第10話

そんなこんなで今日一日を少しだけブルーな気持ちで終えた私は、相変わらず一緒に歩いているのにイヤフォンを装着しようとする涼を怒りながら、お姉ちゃんから押し付けられた買い物を付き合わせ帰宅した。




共働きの両親に代わって、いつも私と姉が順番で晩御飯の支度をするのだけれど…



急に鳴り出すスマホ。



画面表示には、お母さんの文字。



『莉乃?もう帰ってるの?』



「うん、今家ついたとこ。」



この時間に電話なんて珍しいな。


まだ定時まで1時間はある。



『外勤先から直帰して良いって言われたから、もう帰れることになったの。だから今日はご飯作らなくて良いよ。』



「本当!?やったー!」



『それでね、昨日おばあちゃんが送ってくれた野菜お隣に持って行ってくれる?いつものところに入ってるから。
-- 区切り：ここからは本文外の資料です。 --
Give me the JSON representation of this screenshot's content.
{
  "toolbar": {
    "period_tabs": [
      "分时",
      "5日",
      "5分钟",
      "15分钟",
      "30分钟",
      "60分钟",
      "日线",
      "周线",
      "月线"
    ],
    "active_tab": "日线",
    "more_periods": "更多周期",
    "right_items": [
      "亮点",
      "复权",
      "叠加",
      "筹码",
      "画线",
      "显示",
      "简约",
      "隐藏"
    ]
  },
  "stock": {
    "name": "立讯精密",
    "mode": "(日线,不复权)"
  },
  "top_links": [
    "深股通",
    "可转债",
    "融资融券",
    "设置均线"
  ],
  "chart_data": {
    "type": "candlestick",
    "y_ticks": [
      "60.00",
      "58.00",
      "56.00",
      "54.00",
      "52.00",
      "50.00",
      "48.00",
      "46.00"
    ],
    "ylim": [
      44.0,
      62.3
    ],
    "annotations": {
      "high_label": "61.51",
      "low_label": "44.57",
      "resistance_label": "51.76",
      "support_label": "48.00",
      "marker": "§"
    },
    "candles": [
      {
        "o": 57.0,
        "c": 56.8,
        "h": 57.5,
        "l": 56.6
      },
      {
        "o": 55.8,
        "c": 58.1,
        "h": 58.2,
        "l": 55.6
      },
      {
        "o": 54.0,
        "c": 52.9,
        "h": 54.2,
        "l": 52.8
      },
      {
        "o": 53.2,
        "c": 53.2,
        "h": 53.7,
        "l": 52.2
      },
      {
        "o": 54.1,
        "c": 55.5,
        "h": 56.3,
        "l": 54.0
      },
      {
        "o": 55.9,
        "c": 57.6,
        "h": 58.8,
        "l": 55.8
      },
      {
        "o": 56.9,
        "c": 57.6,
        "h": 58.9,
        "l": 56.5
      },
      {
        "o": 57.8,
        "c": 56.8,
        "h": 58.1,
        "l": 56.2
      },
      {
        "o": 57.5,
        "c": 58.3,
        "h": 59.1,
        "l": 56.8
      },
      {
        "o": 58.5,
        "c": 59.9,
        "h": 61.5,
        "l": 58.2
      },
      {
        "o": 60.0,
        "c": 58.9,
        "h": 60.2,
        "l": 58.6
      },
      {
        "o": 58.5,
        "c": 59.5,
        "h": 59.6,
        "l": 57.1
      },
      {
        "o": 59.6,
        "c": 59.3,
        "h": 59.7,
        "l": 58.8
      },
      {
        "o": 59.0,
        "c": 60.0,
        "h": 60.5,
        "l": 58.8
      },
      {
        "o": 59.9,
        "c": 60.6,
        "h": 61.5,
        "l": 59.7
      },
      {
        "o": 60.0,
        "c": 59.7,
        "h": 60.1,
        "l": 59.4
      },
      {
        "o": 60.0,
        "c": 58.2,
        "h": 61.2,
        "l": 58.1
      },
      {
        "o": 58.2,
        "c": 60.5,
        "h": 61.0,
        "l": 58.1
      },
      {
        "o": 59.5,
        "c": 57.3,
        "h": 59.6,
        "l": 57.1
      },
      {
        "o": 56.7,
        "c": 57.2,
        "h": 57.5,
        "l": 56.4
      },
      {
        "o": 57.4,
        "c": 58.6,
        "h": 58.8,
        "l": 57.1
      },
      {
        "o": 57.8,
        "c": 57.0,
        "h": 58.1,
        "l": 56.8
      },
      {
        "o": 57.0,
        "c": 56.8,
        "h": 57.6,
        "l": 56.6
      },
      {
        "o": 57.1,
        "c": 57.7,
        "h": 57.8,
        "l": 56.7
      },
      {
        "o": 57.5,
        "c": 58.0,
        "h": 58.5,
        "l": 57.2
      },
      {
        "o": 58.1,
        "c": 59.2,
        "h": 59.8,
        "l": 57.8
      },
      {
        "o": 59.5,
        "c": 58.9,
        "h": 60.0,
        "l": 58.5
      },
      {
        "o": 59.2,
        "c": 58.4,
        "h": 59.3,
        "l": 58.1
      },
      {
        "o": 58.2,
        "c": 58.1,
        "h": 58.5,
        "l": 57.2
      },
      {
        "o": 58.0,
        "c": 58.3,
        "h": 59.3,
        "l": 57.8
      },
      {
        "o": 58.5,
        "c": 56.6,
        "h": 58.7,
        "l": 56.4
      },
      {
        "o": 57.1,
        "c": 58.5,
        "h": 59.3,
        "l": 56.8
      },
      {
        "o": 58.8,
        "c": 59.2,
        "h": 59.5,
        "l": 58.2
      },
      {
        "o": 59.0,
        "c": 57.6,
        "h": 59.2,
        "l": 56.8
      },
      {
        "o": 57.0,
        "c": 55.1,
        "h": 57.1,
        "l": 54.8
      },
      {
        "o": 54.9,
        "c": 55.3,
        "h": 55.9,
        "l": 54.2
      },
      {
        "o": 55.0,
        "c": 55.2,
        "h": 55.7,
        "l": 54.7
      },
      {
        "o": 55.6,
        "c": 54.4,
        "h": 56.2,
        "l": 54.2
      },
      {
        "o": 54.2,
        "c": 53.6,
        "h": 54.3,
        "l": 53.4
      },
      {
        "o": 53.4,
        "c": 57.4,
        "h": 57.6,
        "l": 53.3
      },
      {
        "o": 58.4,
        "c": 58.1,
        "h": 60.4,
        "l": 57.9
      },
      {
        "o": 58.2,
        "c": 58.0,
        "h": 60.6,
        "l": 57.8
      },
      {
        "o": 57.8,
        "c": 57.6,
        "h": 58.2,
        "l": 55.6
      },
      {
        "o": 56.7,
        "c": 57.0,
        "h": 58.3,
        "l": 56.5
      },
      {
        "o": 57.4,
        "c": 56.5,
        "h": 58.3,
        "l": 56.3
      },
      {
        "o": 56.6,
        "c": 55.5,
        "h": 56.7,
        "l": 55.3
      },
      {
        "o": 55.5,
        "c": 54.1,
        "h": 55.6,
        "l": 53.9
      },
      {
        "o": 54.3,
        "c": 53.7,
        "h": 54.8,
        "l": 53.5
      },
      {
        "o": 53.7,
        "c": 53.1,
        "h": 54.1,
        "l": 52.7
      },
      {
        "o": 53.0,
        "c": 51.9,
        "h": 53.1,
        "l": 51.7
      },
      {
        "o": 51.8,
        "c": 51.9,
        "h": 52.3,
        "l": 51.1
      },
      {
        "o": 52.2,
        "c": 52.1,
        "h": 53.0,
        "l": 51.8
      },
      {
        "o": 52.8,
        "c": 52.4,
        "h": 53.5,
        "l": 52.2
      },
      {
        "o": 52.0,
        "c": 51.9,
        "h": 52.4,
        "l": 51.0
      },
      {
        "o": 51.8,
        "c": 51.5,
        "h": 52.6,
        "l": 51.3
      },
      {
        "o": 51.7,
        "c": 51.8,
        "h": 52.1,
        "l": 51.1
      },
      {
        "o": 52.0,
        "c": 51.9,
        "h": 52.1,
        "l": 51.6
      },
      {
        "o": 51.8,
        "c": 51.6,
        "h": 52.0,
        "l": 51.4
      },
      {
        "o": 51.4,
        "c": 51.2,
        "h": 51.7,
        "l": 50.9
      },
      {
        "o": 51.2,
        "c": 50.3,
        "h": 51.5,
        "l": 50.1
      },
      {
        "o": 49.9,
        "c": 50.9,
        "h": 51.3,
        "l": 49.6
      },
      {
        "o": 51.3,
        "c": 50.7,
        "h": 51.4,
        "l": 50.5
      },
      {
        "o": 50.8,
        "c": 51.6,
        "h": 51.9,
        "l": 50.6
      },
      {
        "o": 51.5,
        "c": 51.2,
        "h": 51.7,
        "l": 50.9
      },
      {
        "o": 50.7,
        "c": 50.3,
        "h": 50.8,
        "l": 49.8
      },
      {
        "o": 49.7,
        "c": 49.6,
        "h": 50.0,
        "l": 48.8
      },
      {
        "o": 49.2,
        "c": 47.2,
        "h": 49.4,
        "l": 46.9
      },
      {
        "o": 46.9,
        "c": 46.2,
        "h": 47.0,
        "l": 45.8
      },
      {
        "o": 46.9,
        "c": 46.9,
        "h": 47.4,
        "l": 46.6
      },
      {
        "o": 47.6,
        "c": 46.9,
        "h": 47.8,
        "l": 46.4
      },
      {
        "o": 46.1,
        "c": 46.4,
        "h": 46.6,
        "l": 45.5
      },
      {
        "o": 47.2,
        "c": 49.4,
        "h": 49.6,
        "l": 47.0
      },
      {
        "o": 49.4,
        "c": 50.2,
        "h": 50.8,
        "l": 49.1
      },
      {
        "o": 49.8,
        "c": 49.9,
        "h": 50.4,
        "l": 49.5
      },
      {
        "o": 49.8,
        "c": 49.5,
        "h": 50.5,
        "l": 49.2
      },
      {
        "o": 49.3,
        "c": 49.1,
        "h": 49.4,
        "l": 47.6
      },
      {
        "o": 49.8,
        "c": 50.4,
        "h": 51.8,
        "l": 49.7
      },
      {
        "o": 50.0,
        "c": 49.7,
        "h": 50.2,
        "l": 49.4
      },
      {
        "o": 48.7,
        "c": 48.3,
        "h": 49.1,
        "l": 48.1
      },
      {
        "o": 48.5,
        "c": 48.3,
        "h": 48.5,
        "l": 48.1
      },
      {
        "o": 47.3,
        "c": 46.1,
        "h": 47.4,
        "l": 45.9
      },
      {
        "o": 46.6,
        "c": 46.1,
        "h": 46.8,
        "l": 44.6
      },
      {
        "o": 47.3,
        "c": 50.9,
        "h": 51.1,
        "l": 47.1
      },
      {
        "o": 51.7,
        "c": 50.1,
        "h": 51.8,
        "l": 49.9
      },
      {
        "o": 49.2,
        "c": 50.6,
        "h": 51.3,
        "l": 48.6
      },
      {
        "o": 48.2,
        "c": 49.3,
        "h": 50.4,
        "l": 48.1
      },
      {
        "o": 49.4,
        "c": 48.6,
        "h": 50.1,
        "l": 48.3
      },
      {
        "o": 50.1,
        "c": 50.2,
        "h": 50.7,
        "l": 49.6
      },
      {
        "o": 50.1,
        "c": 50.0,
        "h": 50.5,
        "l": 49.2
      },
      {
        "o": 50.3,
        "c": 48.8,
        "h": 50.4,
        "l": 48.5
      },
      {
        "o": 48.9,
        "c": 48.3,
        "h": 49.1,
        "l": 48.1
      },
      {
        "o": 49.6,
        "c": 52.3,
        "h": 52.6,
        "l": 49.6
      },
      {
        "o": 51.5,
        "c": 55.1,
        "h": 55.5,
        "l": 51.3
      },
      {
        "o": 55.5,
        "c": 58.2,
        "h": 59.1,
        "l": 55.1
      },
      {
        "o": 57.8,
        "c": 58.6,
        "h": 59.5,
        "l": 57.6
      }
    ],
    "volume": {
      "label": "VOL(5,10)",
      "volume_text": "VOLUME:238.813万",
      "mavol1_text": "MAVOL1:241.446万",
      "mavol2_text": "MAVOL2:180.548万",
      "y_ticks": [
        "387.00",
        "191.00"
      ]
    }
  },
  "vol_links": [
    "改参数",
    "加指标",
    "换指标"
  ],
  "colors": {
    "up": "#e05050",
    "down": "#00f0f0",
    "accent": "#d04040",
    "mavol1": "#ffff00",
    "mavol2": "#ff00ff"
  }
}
トマトは野菜室。』



大量の野菜達。


この時期になると、田舎のおばあちゃんが家で採れた野菜を送ってくれるんだ。



「もう分けてあるってことだよね。了解だよー。」



こうしておばあちゃんや親戚が何かを送ってくるたびに、涼の家に持って行くのが日課。



その分、涼の家からもたくさんの物を貰ってるんだ。



ご近所付き合いってきっとこんな感じなんだろうなって。



お母さんに頼まれた野菜を手に涼の家のインターフォンを鳴らすと、



「はーい、あら!莉乃ちゃん!どうぞー!」



すぐに涼のお母さんの声がして、扉の鍵を開けてくれる。



慣れた足取りでリビングへ行けば、



「莉乃ちゃん、いらっしゃい。何だか久しぶりね。」



いつ見ても可愛いおばさんは、おばさんというのも何だか気が引けるくらい可愛い。